Молодцов сплел пальцы рук и положил на них массивный подбородок.

— Олега раздражали роботы, ему казалось, что нерешенная задача — это как грязь, ее надо вычистить. Но он не мог ничего сделать без моей санкции, а я привык к такому положению вещей… Вернее, поймите правильно, мой нейрокристалл знал, что так правильно, а это гораздо серьезнее, чем просто привычка. А потом появился Саша, и действовал быстрее, чем я мог бы уследить за ним.

Бладхаунд кивнул.

— Идеальный нейрокристалл, — тихо сказал Молодцов. — То, чего хотел добиться Веня. Если он был прав в своих предположениях — а вы не представляете себе, как я хотел, чтобы он оказался прав! — то Левченко не должен жить в клетке прошлого… Поэтому, Бладхаунд, поэтому мне как воздух нужен Левченко. Потому что я сам живу в клетке. За мой кристалл вы не получили бы больше, чем за Разумовского. Я имею в виду настоящего Разумовского, а не Левченко. Чистяков хороший прошивщик, педантичный исполнитель, но не больше. Я надеялся на Кривцова, он когда-то был очень силен… Но я видел его недавно, Олег говорил с ним — он ушел слишком далеко по дорожке в никуда. Остается Саша. Если Веня прав, и он не зациклен на прошлом, если он еще может работать, если он согласится нам помочь, то у нас всех есть шанс.

Молодцов поднялся, обошел стол и положил неожиданно тяжелую руку на плечо Бладхаунду.

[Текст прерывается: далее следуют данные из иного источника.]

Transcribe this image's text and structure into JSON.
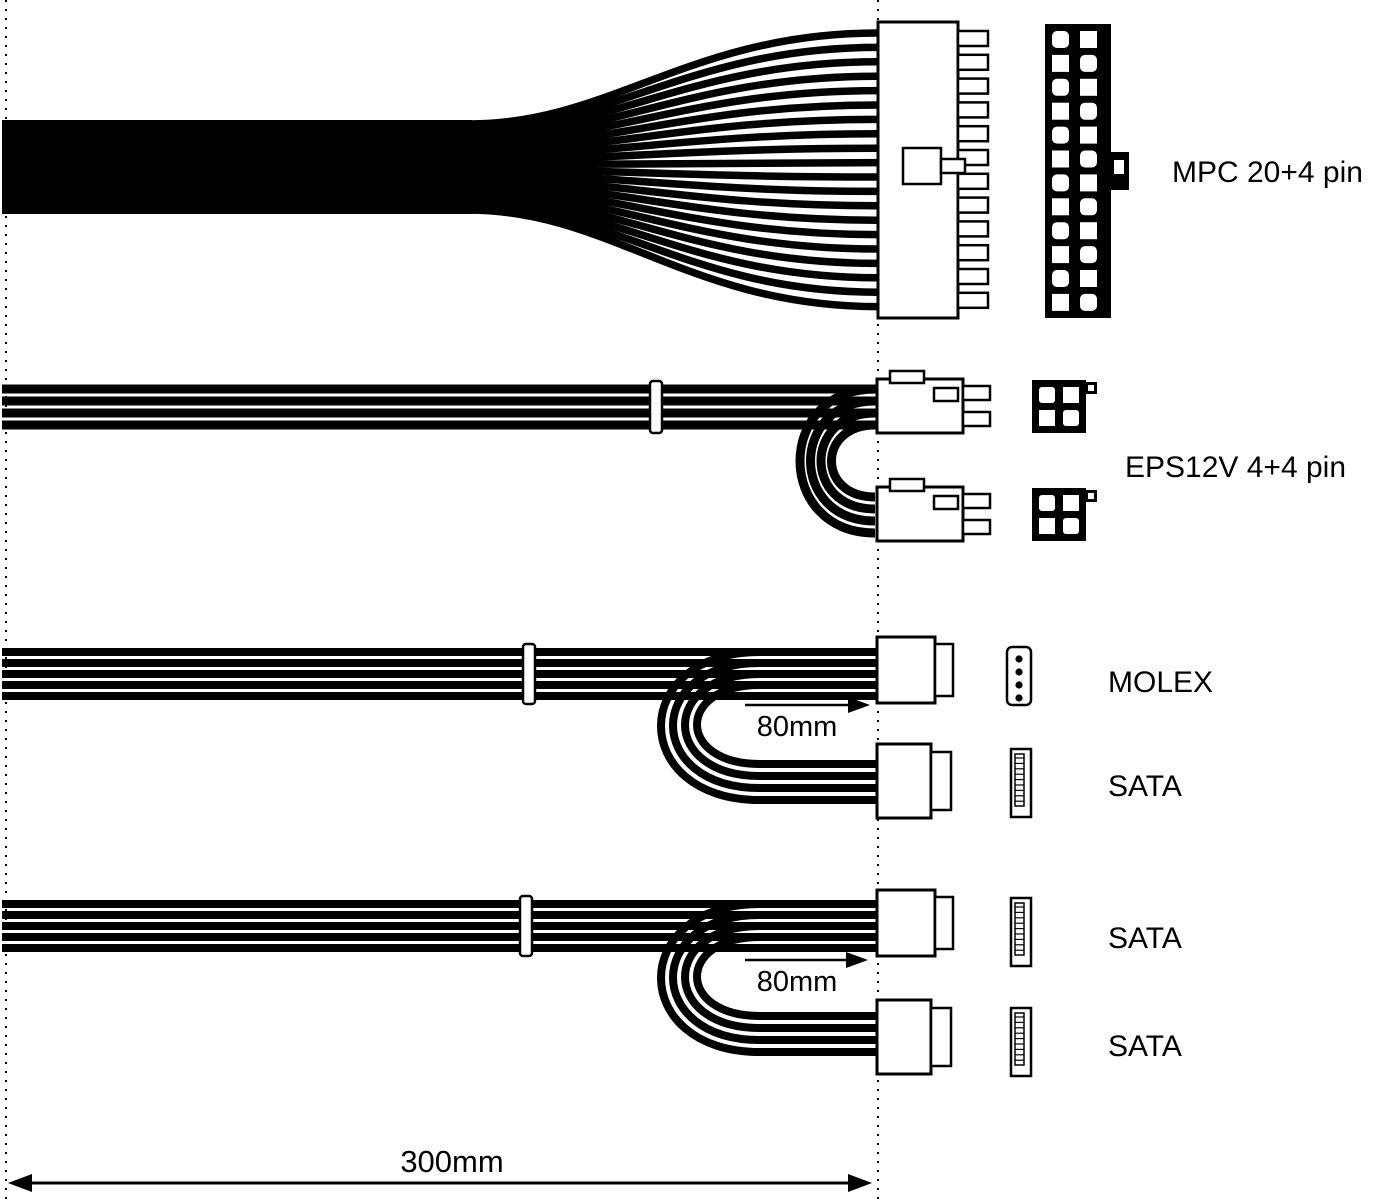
{
  "connectors": {
    "mpc": {
      "label": "MPC 20+4 pin"
    },
    "eps": {
      "label": "EPS12V 4+4 pin"
    },
    "molex": {
      "label": "MOLEX"
    },
    "sata_1": {
      "label": "SATA"
    },
    "sata_2": {
      "label": "SATA"
    },
    "sata_3": {
      "label": "SATA"
    }
  },
  "dimensions": {
    "loop_1": "80mm",
    "loop_2": "80mm",
    "total": "300mm"
  },
  "colors": {
    "ink": "#000000",
    "background": "#ffffff"
  }
}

— Привезите мне этот кристалл, Бладхаунд. Я сам откуплюсь от Яворского, мне, видит бог, есть чем.

Выйдя к машине, Бладхаунд включил зажигание и только тут понял, что устал. До сих пор такого не было ни разу — любая охота, как и любая интересная задача, давала пищу уму и разрядку телу. Здесь же было все ясно. Разобрать Левченко — дело техники. Вот только задание все меньше напоминало охоту за сокровищами и все больше — что-то совсем другое.

Левченко заявил, что не хочет бессмертия. Ни такого, какое хотел устроить ему Молодцов, ни такого, что мог бы предложить Яворский.

Молодцову Бладхаунд сочувствовал. Для себя он меньше всего хотел бы такой судьбы — превратиться в механическую куклу, сидеть, запершись, в своем кабинете и ждать, когда кто-нибудь найдет способ превратить электроны в настоящую кровь. Какие бы мотивы ни руководили Молодцовым, Бладхаунда это не касалось. Он искусствовед, знаток, он собиратель коллекций. А вовсе не поставщик бессмертия для человечества.